Click here to subscribe to our blog.

Why We Don’t Do Banded Pull-ups

A few disclaimers right out of the gate…

  1. There are a million ways to teach and to train pull-ups. What we do is, after nearly 11 years and hundreds of clients, what we’ve found works best for the greatest number of people. That’s not to say that other ways are wrong or that they don’t work.
  2. We do actually use bands occasionally, but in very specific circumstances. And, it’s important to acknowledge, that stuff with bands can be super fun.
  3. This post gets into the nitty-gritty of pull-up progressions and training. Skip it if that’s not interesting to you!
  4. We are are all unique snowflakes and what works for one person might not be what works for another.

Ok, moving on.

If you’re still with me, I’m going to assume you know what a pull-up is. In the CrossFit (and functional fitness) world, there is great debate about whether you should learn to execute a strict pull-up before you learn kipping pull-ups, or if it’s ok to do kipping pull-ups first as you build the strength for strict pull-ups.

We’ve shifted our thinking on this over the years.

A helpful, guiding question for us has been: “What is the purpose of a pull-up?”

Ten years ago, I would have told you that the purpose of a pull-up is to get your chin over the bar. In which case, any kip, swing, kick, jump, or band accomplishes the goal. But if you ask me that question today, I have a different answer. The purpose of a pull-up is not to get your chin over the bar.

The purpose of a pull-up is to make you strong.

And pull-ups make you crazy strong. They target and develop your lats, rhomboids, traps, biceps, deltoids, even your triceps, pecs, and abs. They’re incredible. I can’t imagine them ever not being a part of my strength training.

Which probably reveals that we are now firmly on the side of the debate where we think you should develop the strict pull-up before you start to kip them.

So what’s the purpose, then, of a kipping pull-up?

A kipping pull-up is how you take an amazing strength movement and turn it into a conditioning movement. By adding speed to the movement, you increase the power output and intensity, which improves things like cellular fueling of the muscles, connective tissue strength, and cardiovascular endurance. This is like doing 50 air squats for time instead of a heavy set of 3 back squats. It absolutely has its place. (Incidentally, we find jumping pull-ups and jumping chest-to-bar pull-ups to be an excellent way to accomplish this same goal if an athlete doesn’t have strict, and therefore, kipping pull-ups yet).

But, in my humble opinion, that place is after you’ve developed the strength and technique (i.e. understanding of muscle engagement) to do strict pull-ups. If you have strict pull-ups, kipping pull-ups are not hard from a strength perspective.

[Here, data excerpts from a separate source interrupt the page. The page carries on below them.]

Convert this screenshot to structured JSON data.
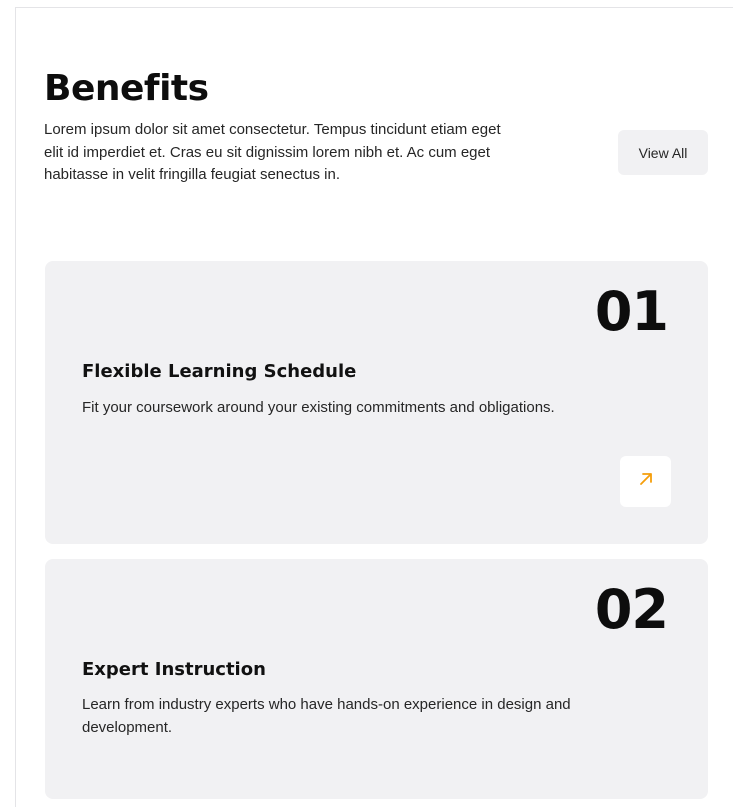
{
  "header": {
    "title": "Benefits",
    "description": "Lorem ipsum dolor sit amet consectetur. Tempus tincidunt etiam eget elit id imperdiet et. Cras eu sit dignissim lorem nibh et. Ac cum eget habitasse in velit fringilla feugiat senectus in.",
    "view_all_label": "View All"
  },
  "cards": [
    {
      "number": "01",
      "title": "Flexible Learning Schedule",
      "text": "Fit your coursework around your existing commitments and obligations.",
      "action_icon": "arrow-up-right-icon"
    },
    {
      "number": "02",
      "title": "Expert Instruction",
      "text": "Learn from industry experts who have hands-on experience in design and development."
    }
  ],
  "colors": {
    "accent": "#f59e0b",
    "card_bg": "#f1f1f3",
    "heading": "#0d0d0d"
  }
}
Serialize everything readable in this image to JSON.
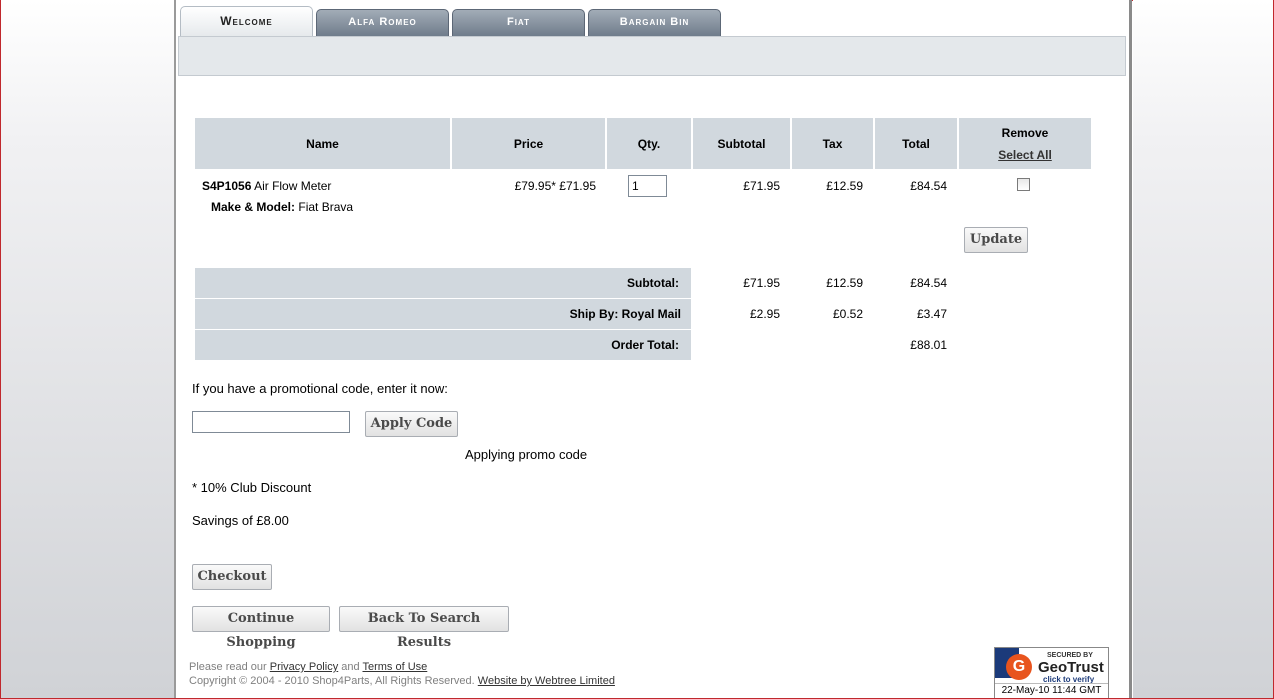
{
  "tabs": [
    "Welcome",
    "Alfa Romeo",
    "Fiat",
    "Bargain Bin"
  ],
  "cart": {
    "headers": {
      "name": "Name",
      "price": "Price",
      "qty": "Qty.",
      "subtotal": "Subtotal",
      "tax": "Tax",
      "total": "Total",
      "remove": "Remove",
      "select_all": "Select All"
    },
    "item": {
      "sku": "S4P1056",
      "name": "Air Flow Meter",
      "make_model_label": "Make & Model:",
      "make_model": "Fiat Brava",
      "price": "£79.95* £71.95",
      "qty": "1",
      "subtotal": "£71.95",
      "tax": "£12.59",
      "total": "£84.54"
    },
    "update_label": "Update"
  },
  "summary": {
    "subtotal": {
      "label": "Subtotal:",
      "subtotal": "£71.95",
      "tax": "£12.59",
      "total": "£84.54"
    },
    "shipping": {
      "label": "Ship By: Royal Mail",
      "subtotal": "£2.95",
      "tax": "£0.52",
      "total": "£3.47"
    },
    "order_total": {
      "label": "Order Total:",
      "total": "£88.01"
    }
  },
  "promo": {
    "prompt": "If you have a promotional code, enter it now:",
    "input_value": "",
    "apply_label": "Apply Code",
    "applying": "Applying promo code"
  },
  "discount_note": "* 10% Club Discount",
  "savings": "Savings of £8.00",
  "buttons": {
    "checkout": "Checkout",
    "continue": "Continue Shopping",
    "back": "Back To Search Results"
  },
  "footer": {
    "line1_prefix": "Please read our",
    "privacy": "Privacy Policy",
    "and": "and",
    "terms": "Terms of Use",
    "copyright": "Copyright © 2004 - 2010 Shop4Parts, All Rights Reserved.",
    "webtree": "Website by Webtree Limited"
  },
  "badge": {
    "secured": "SECURED BY",
    "geotrust": "GeoTrust",
    "click": "click to verify",
    "date": "22-May-10 11:44 GMT"
  },
  "colors": {
    "header_bg": "#d1d8de",
    "tab_bg": "#7a8797",
    "frame": "#c0282d"
  }
}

They’re hard from a muscle burn and breathing perspective, and since they’re a conditioning movement, that’s exactly right.

And that brings me at last to the discussion of banded pull-ups, and specifically, banded kipping pull-ups.

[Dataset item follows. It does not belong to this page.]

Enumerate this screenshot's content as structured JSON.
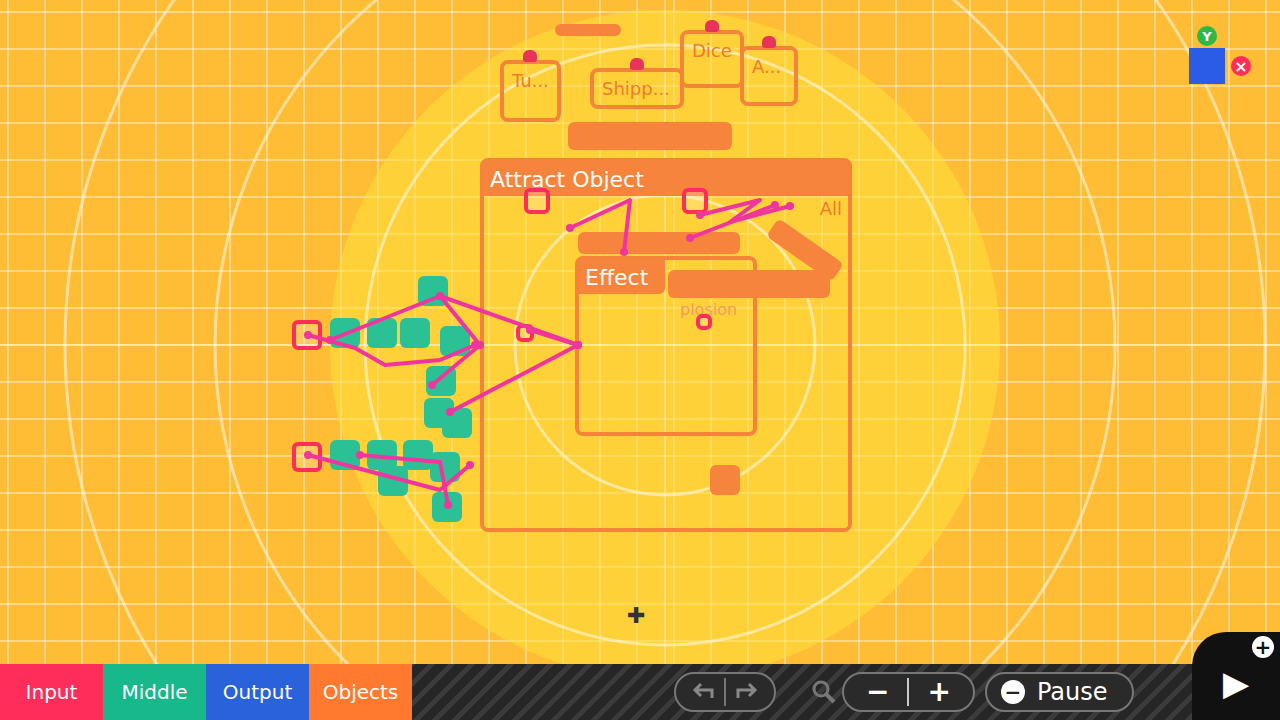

The way bands are often used in pull-up work is as a progression. The theoretical progression, which we’ll call Progression A, goes: no pull-ups -> learn to kip with a band -> banded kipping pull-ups -> kipping pull-ups -> strict pull-ups -> super strong upper body.

Using bands for kipping movements can absolutely make you better at the kipping movement. The problem with this progression however, which is one we used in our first few years coaching, is that we seldom saw it yield strict pull-ups or the ensuing upper body strength people were looking for. Progression A yields kipping pull-ups. We had a lot of people who could do kipping pull-ups when we did that progression. But when we started putting in a strict pull-up prerequisite, we had very, very few people who could do the strict movement. So we don’t use bands for kipping pull-ups because we don’t feel like they help get to the end goal of getting as strong as possible with pulling movements.

Progression B, which we use now, goes: no pull-ups -> dead hang practice -> scap pull-ups -> standing pull-ups -> chin-over-bar hold -> negative chin-ups -> negative pull-ups -> strict chin-ups -> strict pull-ups -> super strong upper body -> kipping pull-ups.

Progression B has a lot more steps. But, in our experience, it’s actually faster. And once someone has strict pull-ups, we can usually get them kipping pull-ups in a single 15-30 minute skill session.

Now, this has been a meandering conversation that might be totally uninteresting to you, but the takeaway (I hope) is this:

Exercises are made up. The intention behind them is usually not to get better at the movement. It’s to make you stronger, or faster, or more powerful, or healthier. Our advice always, especially when it comes to movement progressions, is to do the variation of the movement that serves the ultimate goal.

If your ultimate goal is to be able to execute a kipping pull-up, then please, for real, go live your best life with all the bands you want.

But if your ultimate goal is to get strong with upper body pulling, or is even movement-specific with higher level things like muscle-ups or butterfly pull-ups, do yourself a favor and work toward those strict pulling variations first. I know it can be a long and frustrating road. But it will be well worth the effort.